Background

As the third most commonly diagnosed malignancy in most parts of the world, colorectal cancer (CRC) caused more than 600,000 deaths (approximately 8%) of all cancer deaths [1]. Due to lack of oncogenesis-associated molecular biomarkers, the overall survival time of CRC patients is still not improved remarkably after a mass of progress in clinical treatment for CRC [2]. Thus, to develop novel treatments of CRC, a more clear understanding of molecular mechanisms underlying the development and progression of CRC is urgently needed and new diagnostic and prognostic biomarkers are essential to be identified.

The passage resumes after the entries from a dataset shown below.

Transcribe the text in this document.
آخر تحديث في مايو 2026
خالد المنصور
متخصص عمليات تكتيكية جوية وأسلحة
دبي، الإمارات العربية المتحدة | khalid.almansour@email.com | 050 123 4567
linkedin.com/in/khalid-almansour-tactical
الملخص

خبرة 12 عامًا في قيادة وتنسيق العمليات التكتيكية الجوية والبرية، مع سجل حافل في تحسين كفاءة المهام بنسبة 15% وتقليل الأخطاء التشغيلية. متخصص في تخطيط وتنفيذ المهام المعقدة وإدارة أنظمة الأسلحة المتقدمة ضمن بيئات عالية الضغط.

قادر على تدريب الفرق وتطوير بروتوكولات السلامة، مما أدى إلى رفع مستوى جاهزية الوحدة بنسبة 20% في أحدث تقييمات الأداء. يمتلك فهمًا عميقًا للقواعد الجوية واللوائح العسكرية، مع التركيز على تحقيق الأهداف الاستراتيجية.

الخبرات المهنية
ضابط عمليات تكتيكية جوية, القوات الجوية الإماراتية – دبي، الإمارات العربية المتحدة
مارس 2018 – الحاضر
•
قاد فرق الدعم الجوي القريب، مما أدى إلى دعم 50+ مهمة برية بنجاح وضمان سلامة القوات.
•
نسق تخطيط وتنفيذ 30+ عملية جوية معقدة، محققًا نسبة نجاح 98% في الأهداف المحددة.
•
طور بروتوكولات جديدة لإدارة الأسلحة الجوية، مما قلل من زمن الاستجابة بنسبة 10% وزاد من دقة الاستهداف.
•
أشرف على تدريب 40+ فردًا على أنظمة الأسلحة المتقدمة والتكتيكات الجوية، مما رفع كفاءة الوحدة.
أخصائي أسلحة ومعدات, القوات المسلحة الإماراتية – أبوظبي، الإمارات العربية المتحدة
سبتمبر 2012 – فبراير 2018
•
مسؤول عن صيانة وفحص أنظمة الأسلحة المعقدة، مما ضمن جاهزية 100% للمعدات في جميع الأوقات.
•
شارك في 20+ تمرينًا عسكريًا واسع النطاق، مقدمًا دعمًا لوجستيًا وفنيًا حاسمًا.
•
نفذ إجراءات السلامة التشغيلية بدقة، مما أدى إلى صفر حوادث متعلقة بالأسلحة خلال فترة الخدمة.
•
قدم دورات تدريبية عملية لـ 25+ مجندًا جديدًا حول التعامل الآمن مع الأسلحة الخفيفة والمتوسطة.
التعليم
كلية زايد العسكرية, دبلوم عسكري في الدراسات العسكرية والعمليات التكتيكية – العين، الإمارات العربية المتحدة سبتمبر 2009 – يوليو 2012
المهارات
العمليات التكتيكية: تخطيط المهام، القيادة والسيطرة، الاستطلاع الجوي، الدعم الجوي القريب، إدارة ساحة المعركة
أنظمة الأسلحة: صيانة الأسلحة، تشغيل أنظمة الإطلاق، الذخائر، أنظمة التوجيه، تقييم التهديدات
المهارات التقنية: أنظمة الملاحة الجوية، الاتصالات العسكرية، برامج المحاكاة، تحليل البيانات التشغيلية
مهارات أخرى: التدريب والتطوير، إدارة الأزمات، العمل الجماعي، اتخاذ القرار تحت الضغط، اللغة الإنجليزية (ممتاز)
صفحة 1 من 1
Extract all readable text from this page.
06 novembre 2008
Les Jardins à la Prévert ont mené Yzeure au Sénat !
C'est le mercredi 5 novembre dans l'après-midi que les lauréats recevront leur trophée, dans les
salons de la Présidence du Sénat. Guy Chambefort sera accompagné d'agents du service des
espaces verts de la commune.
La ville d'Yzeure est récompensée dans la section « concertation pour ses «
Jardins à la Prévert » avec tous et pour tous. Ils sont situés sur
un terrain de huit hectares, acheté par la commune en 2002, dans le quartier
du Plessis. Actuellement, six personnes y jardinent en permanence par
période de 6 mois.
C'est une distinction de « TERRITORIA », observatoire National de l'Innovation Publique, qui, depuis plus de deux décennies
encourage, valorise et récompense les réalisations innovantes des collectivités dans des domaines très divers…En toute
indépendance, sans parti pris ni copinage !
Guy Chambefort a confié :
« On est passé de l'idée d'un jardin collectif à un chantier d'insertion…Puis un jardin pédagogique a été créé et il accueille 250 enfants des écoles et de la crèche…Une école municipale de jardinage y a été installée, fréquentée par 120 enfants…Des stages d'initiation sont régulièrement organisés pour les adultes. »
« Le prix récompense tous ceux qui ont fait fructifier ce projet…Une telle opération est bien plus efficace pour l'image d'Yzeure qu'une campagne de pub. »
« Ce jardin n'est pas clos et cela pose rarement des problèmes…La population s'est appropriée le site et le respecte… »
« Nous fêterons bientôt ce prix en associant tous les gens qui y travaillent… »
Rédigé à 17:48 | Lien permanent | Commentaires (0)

Endogenous cellular RNAs with lengths longer than 200 nucleotides and lack of obvious open reading frame (ORF) are the definition of long noncoding RNAs (also known as lncRNAs), which are lately discovered to be RNAs and make up 80% of noncoding RNAs [3, 4]. More than 8000 lncRNA genes are identified within 4 years, and the number of human lncRNAs are estimated ranging from 10,000 to 20,000 [5]. Although accumulating evidences showed that lncRNAs have been correlated to cancer progression including CRC, the functions of most lncRNAs are still unknown [3]. Concretely, lncRNA DANCR is a prognostic factor for both overall survival (OS) and disease-free survival (DFS) in CRC [6, 7]; upregulation of lncRNA FTX promoted growth, invasion, and migration in CRC cells [8, 9]; and the expression of lncRNA HOTAIR is associated with tumor invasion and radio-sensitivity suggested its potential role in CRC diagnostics and therapeutics [10, 11].

In this study, we aimed to identify differentially expressed lncRNAs and messenger RNAs (mRNAs) in CRC by analyzing a cohort of previously published datasets: GSE64857. To provide novel information about molecular mechanisms and functional roles of lncRNAs, we conducted protein–protein interaction analysis in CRC and found that several lncRNAs may be associated with the tumorigenesis of different CRC subtypes.

Methods

Microarray data and data preprocessing

Microarray data was downloaded from Gene Expression Omnibus (GEO) database (www.ncbi.nlm.nih.gov/geo/) under the accession number GSE64857. This dataset was acquired from the study by Wang [12]. Totally, 81 samples were included in this dataset, which consisted of 44 stage II and 37 stage III CRC samples. We used arrayQuality package to quality control and limma package to apply raw data in R software. The normalization criteria were quantile normalization. Genes having fold changes ≥2 and P values <0.05 were selected as of significantly differential expression.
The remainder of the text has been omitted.